Re: [Phys-l] Photon Thermodynamics

[carmelo@pacific.net.sg]

Quoting John Denker <jsd@av8n.com>:
> >  Feynman is applying thermodynamics to photons and has chosen
> > to treat T and V as independent variables and to treat U(T,V) and P(T,V)
> > as dependent variables.
> > He takes the partial derivative of U=3PV (comes
> > from equation 39.17) holding T constant and obtains:
> > dU/dV (const T) = 3P
> > I was expecting:
> > dU/dV (const T) = 3P + 3V dP/dV (const T)

Actually, Feynman was using
PV = (gamma – 1)U                        (39.11)
and
dU = (PdV + V dP) / (gamma – 1)          (39.12)
and deduce that
PV^gamma = C                             (39.14)

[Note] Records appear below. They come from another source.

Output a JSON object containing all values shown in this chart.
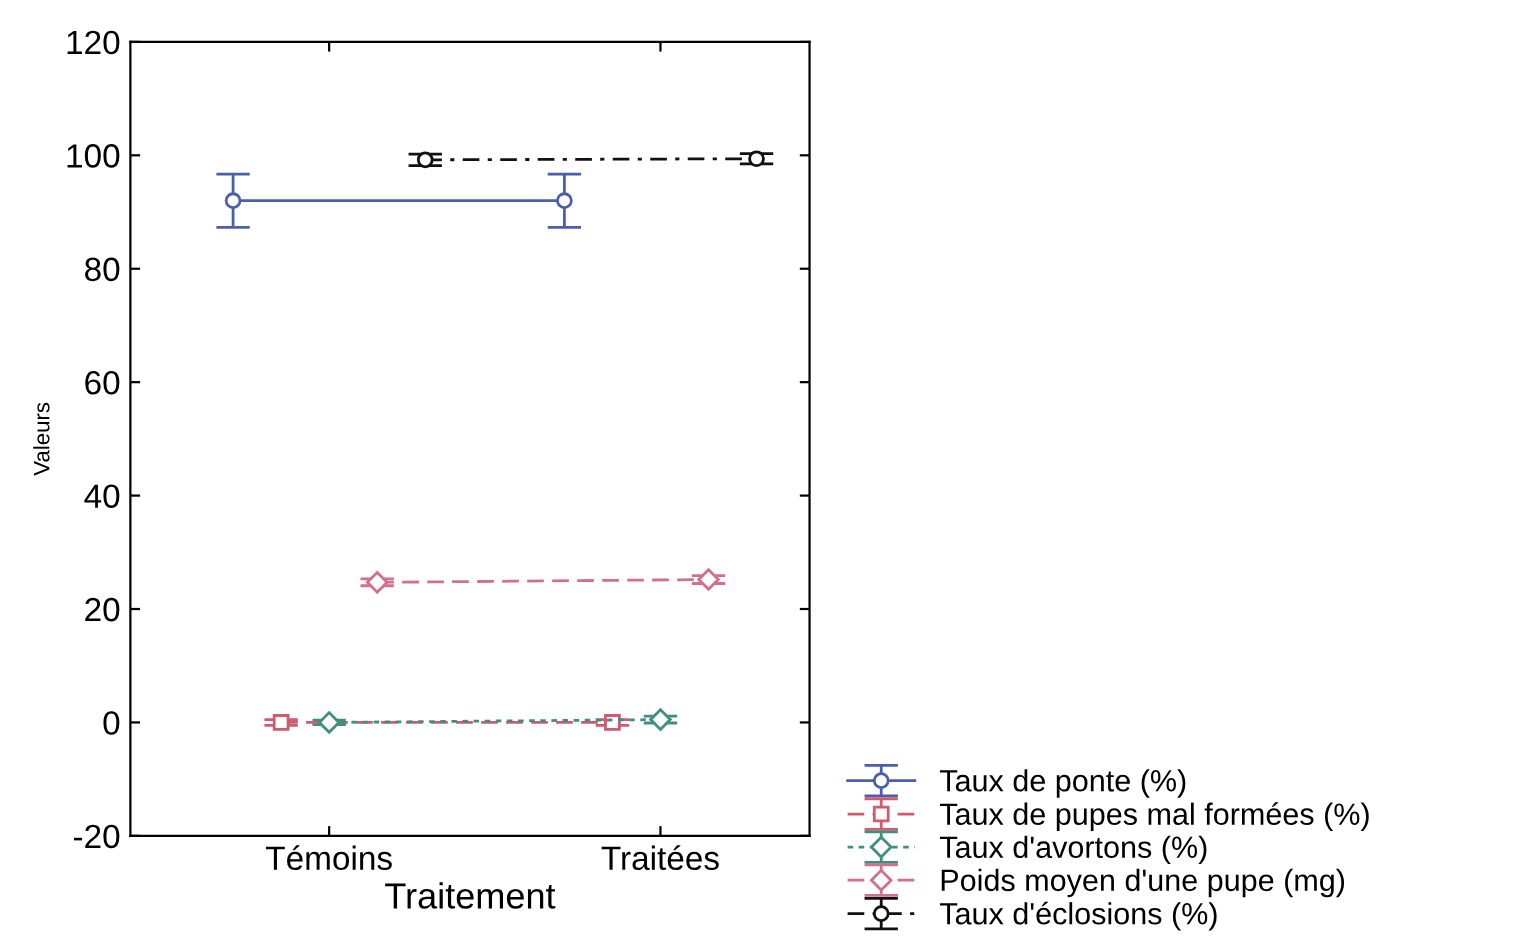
{
  "chart_data": {
    "type": "line",
    "xlabel": "Traitement",
    "ylabel": "Valeurs",
    "categories": [
      "Témoins",
      "Traitées"
    ],
    "ylim": [
      -20,
      120
    ],
    "yticks": [
      -20,
      0,
      20,
      40,
      60,
      80,
      100,
      120
    ],
    "grid": false,
    "legend": "bottom right",
    "series": [
      {
        "name": "Taux de ponte (%)",
        "color": "#4a5fa8",
        "values": [
          92,
          92
        ],
        "errors": [
          4.7,
          4.7
        ],
        "marker": "circle",
        "line_style": "solid"
      },
      {
        "name": "Taux de pupes mal formées (%)",
        "color": "#d05a6e",
        "values": [
          0,
          0
        ],
        "errors": [
          0.5,
          0.5
        ],
        "marker": "square",
        "line_style": "dashed"
      },
      {
        "name": "Taux d'avortons (%)",
        "color": "#3f8f7f",
        "values": [
          0,
          0.5
        ],
        "errors": [
          0.4,
          0.6
        ],
        "marker": "diamond",
        "line_style": "dotted"
      },
      {
        "name": "Poids moyen d'une pupe (mg)",
        "color": "#d0708a",
        "values": [
          24.7,
          25.2
        ],
        "errors": [
          0.6,
          0.7
        ],
        "marker": "diamond",
        "line_style": "dashed"
      },
      {
        "name": "Taux d'éclosions (%)",
        "color": "#111111",
        "values": [
          99.2,
          99.4
        ],
        "errors": [
          1.0,
          0.9
        ],
        "marker": "circle",
        "line_style": "dashdot"
      }
    ]
  }
}
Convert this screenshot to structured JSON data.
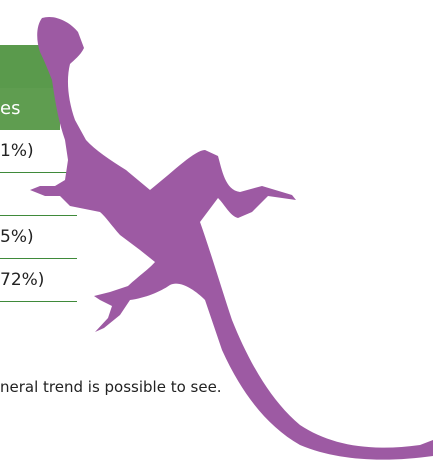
{
  "table": {
    "header": "es",
    "rows": [
      "1%)",
      "5%)",
      "72%)"
    ]
  },
  "caption": "neral trend is possible to see."
}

I don’t see any problem with Feynman’s calculations.

Feynman’s conclusion was on the compressibility of radiation. He  
related this to the contribution of radiation pressure in the stars.  
However, the compressibility of radiation may have significant impact  
on the attenuation of photons’ energy from distant stars or supernova!  
That is, the light may get “tired” because the vacuum in space is not  
perfectly empty; it is filled with background cosmic radiations.

One possible experiment is to illuminate a tunnel say, in a linear  
collider, by using lights with different wavelengths and intensities.  
By aiming a laser light through the tunnel with “large number of  
photons”, we may verify the attenuation and fine-tune Hubble’s Law. We  
may discover that the universe is not expanding so fast too. Whether  
Einstein’s profound mistake in the cosmological term, is really  
profound, it is still too early to tell.


Alphonsus